A story from California reminding us that reformsters are not responsible for every single stupid thing that school administrations do.
Chowchilla is a small place, located on the highway between Bakersfield and Modesto, just a little north of Fresno. So, not the lush, money-soaked part of California. This story comes from the Modesto Bee.
Union High School English teacher Kim Kutzner thought she could team up with her husband to help her students out, and the two of them bought a reported almost $80,000 worth of used laptops at auction. The mister refurbished the ninety computers and hooked them into a custom-made classroom network. The classroom network has no internet access; Kutzner talks mostly about using the computers for writing projects.
Chowchilla is not a large place, with a population of around 19,000-- counting the population of the men's and women's prisons in town. Otherwise it is an agricultural town, "completely surrounded by farmland and dairies." Free and reduced lunch school population runs around 67%, but with a graduation rate of 92%. The high school has about 950 students, and over 50% of them are Hispanic. The school has some computer labs, but few classrooms have sets. The school has one computer tech and one IT director (whose education includes Evergreen Valley, San Jose State and University of Phoenix).
So you would think having someone who wanted to go ahead and provide the equipment and expertise to wire up her own classroom would be counted as a win.
But the district says no. Well, at first it said, "That's great of you." Then it said no. The report is a little fuzzy on why, exactly.
Chowchilla Union Principal Justin Miller said the concern is with district policies about outside equipment and whether student data, and what students have access to, is protected under Kutzner’s custom system.

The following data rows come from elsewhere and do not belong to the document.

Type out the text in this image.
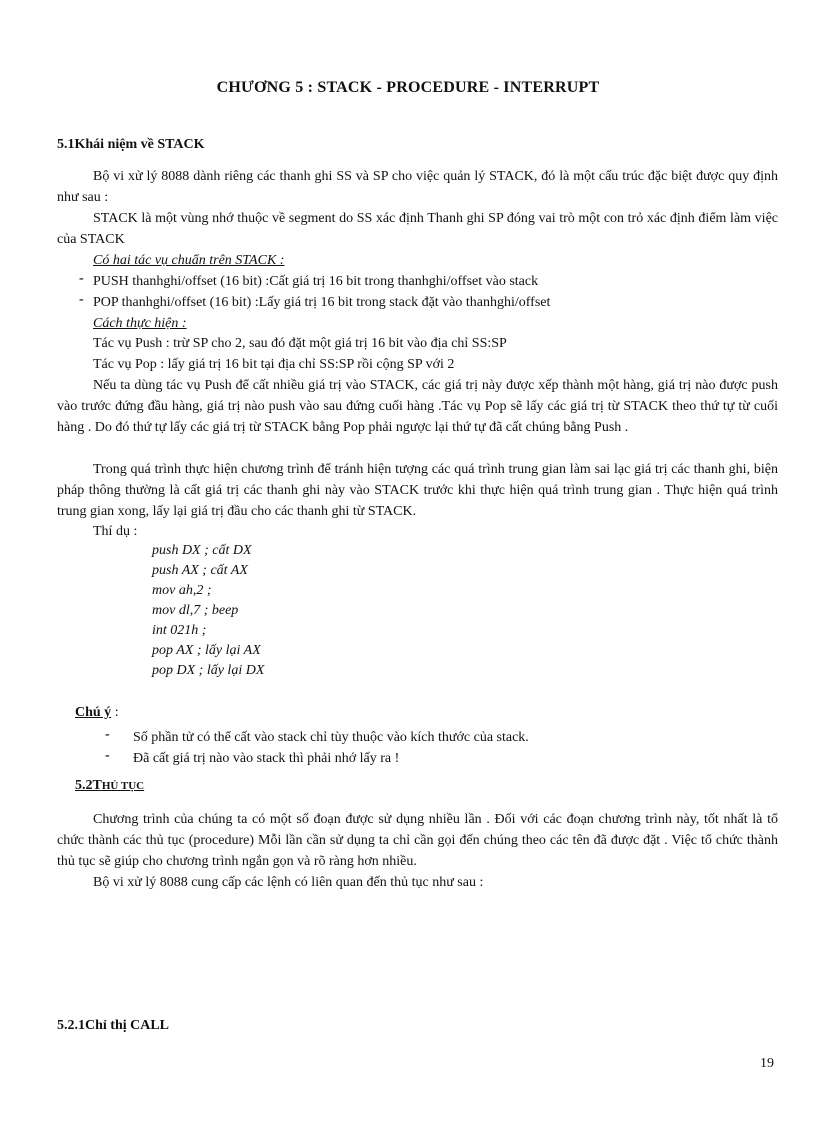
CHƯƠNG 5 : STACK - PROCEDURE - INTERRUPT
5.1Khái niệm về STACK
Bộ vi xử lý 8088 dành riêng các thanh ghi SS và SP cho việc quản lý STACK, đó là một cấu trúc đặc biệt được quy định như sau :
STACK là một vùng nhớ thuộc về segment do SS xác định Thanh ghi SP đóng vai trò một con trỏ xác định điểm làm việc của STACK
Có hai tác vụ chuẩn trên STACK :
- PUSH thanhghi/offset (16 bit) :Cất giá trị 16 bit trong thanhghi/offset vào stack
- POP thanhghi/offset (16 bit) :Lấy giá trị 16 bit trong stack đặt vào thanhghi/offset
Cách thực hiện :
Tác vụ Push : trừ SP cho 2, sau đó đặt một giá trị 16 bit vào địa chỉ SS:SP
Tác vụ Pop : lấy giá trị 16 bit tại địa chỉ SS:SP rồi cộng SP với 2
Nếu ta dùng tác vụ Push để cất nhiều giá trị vào STACK, các giá trị này được xếp thành một hàng, giá trị nào được push vào trước đứng đầu hàng, giá trị nào push vào sau đứng cuối hàng .Tác vụ Pop sẽ lấy các giá trị từ STACK theo thứ tự từ cuối hàng . Do đó thứ tự lấy các giá trị từ STACK bằng Pop phải ngược lại thứ tự đã cất chúng bằng Push .
Trong quá trình thực hiện chương trình để tránh hiện tượng các quá trình trung gian làm sai lạc giá trị các thanh ghi, biện pháp thông thường là cất giá trị các thanh ghi này vào STACK trước khi thực hiện quá trình trung gian . Thực hiện quá trình trung gian xong, lấy lại giá trị đầu cho các thanh ghi từ STACK.
Thí dụ :
push DX ; cất DX
push AX ; cất AX
mov ah,2 ;
mov dl,7 ; beep
int 021h ;
pop AX ; lấy lại AX
pop DX ; lấy lại DX
Chú ý :
- Số phần tử có thể cất vào stack chỉ tùy thuộc vào kích thước của stack.
- Đã cất giá trị nào vào stack thì phải nhớ lấy ra !
5.2THỦ TỤC
Chương trình của chúng ta có một số đoạn được sử dụng nhiều lần . Đối với các đoạn chương trình này, tốt nhất là tổ chức thành các thủ tục (procedure) Mỗi lần cần sử dụng ta chỉ cần gọi đến chúng theo các tên đã được đặt . Việc tổ chức thành thủ tục sẽ giúp cho chương trình ngắn gọn và rõ ràng hơn nhiều.
Bộ vi xử lý 8088 cung cấp các lệnh có liên quan đến thủ tục như sau :
5.2.1Chỉ thị CALL
19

“The biggest concern the district has is making sure that it’s safe and passes all the rules and state and federal governmental regulations, since it was brought in from the outside,” he said. “Depending on the filter and things like that, they might not be safe, so we are reviewing everything and trying to be as safe as possible.”
"Outside equipment." I am trying to imagine a school okaying every piece of... well, anything, that was to come into a building. But it's the technoconcerns that are facepalm-worthy. Kutzner's network is not connected to the internet, but even if it were connected, it would be through the school's internet which the school could then monitor. I'm looking at the school on Google maps, and the only free wi-fi in town appears to be at a Starbucks, a KFC and a Micky D's, all several blocks away from the school. I teach in a school that has one-to-one computing and wi-fi for BYOD (bring your own device) coverage, and every single thing that gets in and out of the building over the internet passes through our firewalls and is monitored. Is it perfectly undefeatable or supremely secure? Of course not. Neither are the cell phones all my students carry.
My point is that if a school is scared that any activated computer can let the demons in that will let students do Terrible Things, A) welcome to the 21st century and B) there are technological tools for dealing with these issues.
But to freak out because somebody brought a computer into the building without having it expressly approved is just kind of bizarre. Do Chowchilla students bring computers from home? Do they carry smart phones?
And to spank a teacher who used her professional judgment and access to donated expertise to upgrade her own classroom is just one more example of an administration's failure to trust the expertise of their professional staff. This is, after all, a teacher described by the superintendent as "one of our best teachers in the district."
I appreciate the district's desire to be cautious about what their students come in contact with; that's an appropriate stance for a district. But it's 2016 and way past time for administrators to have more than just a smattering of technological savvy, and not just view pieces of computer tech as some sort of scary monster that might make Vaguely Bad Things happen.